New Supermarket Proposed for Peekskill’s South Side

By Jim Striebich Peekskill’s south side will soon feature its own neighborhood-sized version of the C-Town / La Placita grocery store familiar to downtown shoppers. 

A March 9th Planning Department filing by Wilson Narvaez, owner of the popular Park Street market, reveals plans to gut renovate the existing building at 630 Washington Street (at the corner of Roosevelt), creating a full-service grocery with a meat/seafood department and bakery. Similar to La Placita, the renovation will add a partial second floor for offices and a break room, and includes a forty-foot glass-and-steel peak reminiscent of the downtown store.

Based on architectural drawings included in the application, the new store may be called Wilson’s Fresh Market, and will replace an existing bakery and gym. Working from an elevation drawing included in the Planning Department’s staff report, the Herald created the 3D mock-up above to provide a sense of what the finished store may look like from Washington Street. That image is above. The new store has a sales floor area of 9,500 square feet – roughly half the size of La Placita.

 

Existing businesses at 630 Washington Street (at the corner of Roosevelt Avenue)

Last Thursday March 18th, Narvaez and his architect John Lentini appeared before the Zoning Board of Appeals via Zoom, seeking a variance to allow for six fewer parking spaces than is required for the proposed use in the C-3 General Commercial zoning district. Despite plans to remove an existing garage from the property, the architect was unable to fit the required 32 off-street spaces onto the corner lot.

During the ZBA meeting, board members and City Consulting Engineer John Lynch found a potential workaround by altering some of the proposed planted area to allow for two more parking spaces, reducing the needed variance to just four or five spaces.

Peekskill Resident Lindsey Fitzgerald, owner of a home on Washington Street opposite the proposed store, called into the hearing expressing concerns on behalf of her tenant that proposed new metered parking  in front of the store would be a burden for area residents – some of whom do not have driveways, and already struggle to find street parking. “A couple of people who live in the area are low-income residents. You’re going to push the cost of parking onto them, in order for the developer to come in and use city parking.”

Fitzgerald requested a traffic study and a parking study – citing a parking study which was implemented for the mixed-use development project at 216 South Division last year. She reminded the board of the December 2019 fatal car-vs-pedestrian accident just a few blocks away at Washington and Requa. “The safety issues are real, the traffic is real, and this project – the way it’s designed – is just going to exacerbate all those problems.”
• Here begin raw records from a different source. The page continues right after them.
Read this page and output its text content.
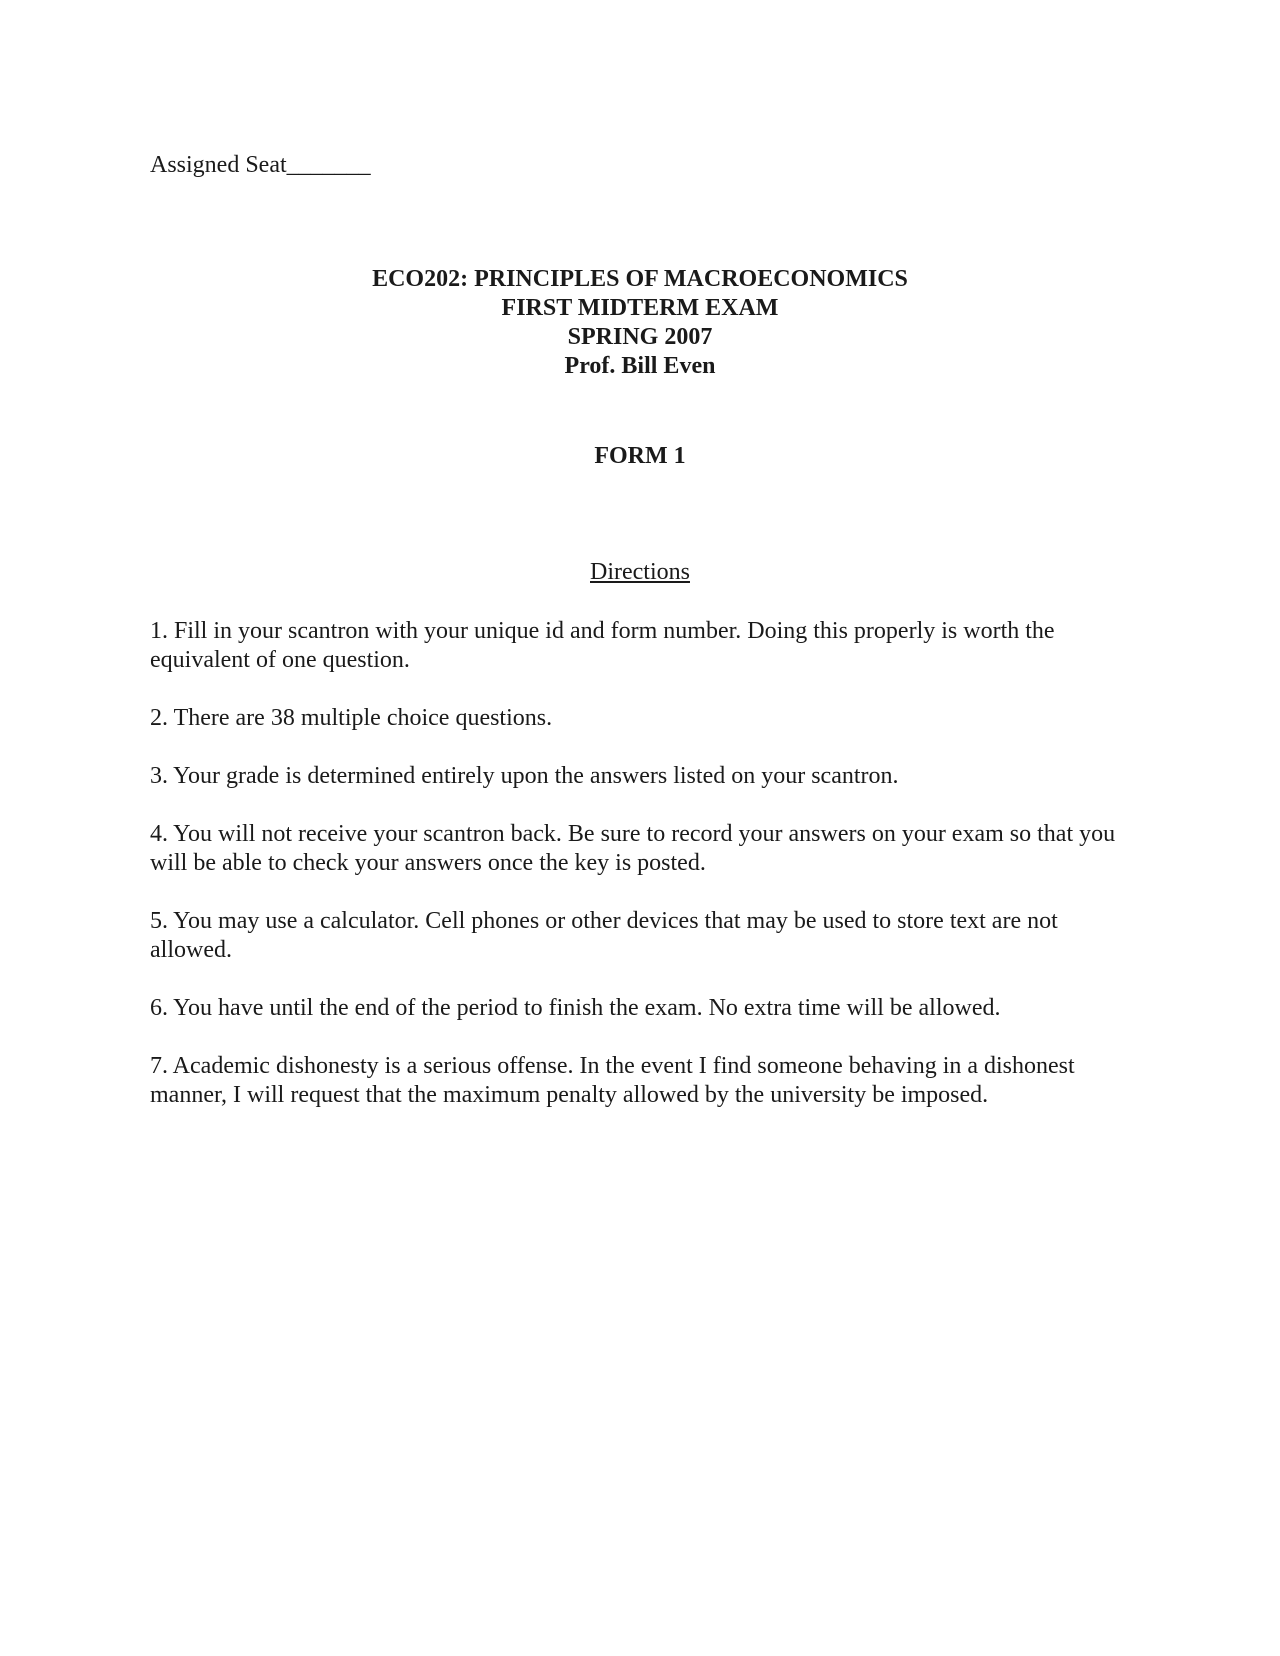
Assigned Seat_______
ECO202: PRINCIPLES OF MACROECONOMICS
FIRST MIDTERM EXAM
SPRING 2007
Prof. Bill Even
FORM 1
Directions

1. Fill in your scantron with your unique id and form number. Doing this properly is worth the equivalent of one question.

2. There are 38 multiple choice questions.

3. Your grade is determined entirely upon the answers listed on your scantron.

4. You will not receive your scantron back. Be sure to record your answers on your exam so that you will be able to check your answers once the key is posted.

5. You may use a calculator. Cell phones or other devices that may be used to store text are not allowed.

6. You have until the end of the period to finish the exam. No extra time will be allowed.

7. Academic dishonesty is a serious offense. In the event I find someone behaving in a dishonest manner, I will request that the maximum penalty allowed by the university be imposed.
Board members also read emails from area residents David Carpenter and D.T. Henry, both expressing concerns about the project, in particular its effects on traffic and parking on Washington Street.

 

Elevation drawing as provided by architect John Lentini to the Peekskill Planning Commission

Other nearby homeowners are looking forward to the new grocery store. Tina Bongar, who lives three blocks away with her husband Michael, says she sees the proposed market as a neighborhood improvement. “People in the neighborhood are excited about it. La Placita is one of the best-run businesses in Peekskill. The new store is within walking distance for hundreds of families, and will provide access to healthy foods for a largely underserved community, many of whom don’t have cars.”

At the meeting’s conclusion, the Zoning Board approved the requested variance for up to five parking spaces fewer than required by city code – subject to several conditions, including revision of proposed plantings to facilitate two additional off-street parking spaces, and addition of signage encouraging customers to park in the off-street lot on the north side of the property instead of on the street. 

The Board did not mandate parking or traffic studies, however they recommended to the city Planning Commission to exclude the proposed metered parking, and noted that the applicant still needs to work out a safe means for delivery trucks to enter and exit the parking lot for unloading. Additionally, the Westchester Planning board, which prohibits trucks from backing into Washington Street, will need to sign off on the plan.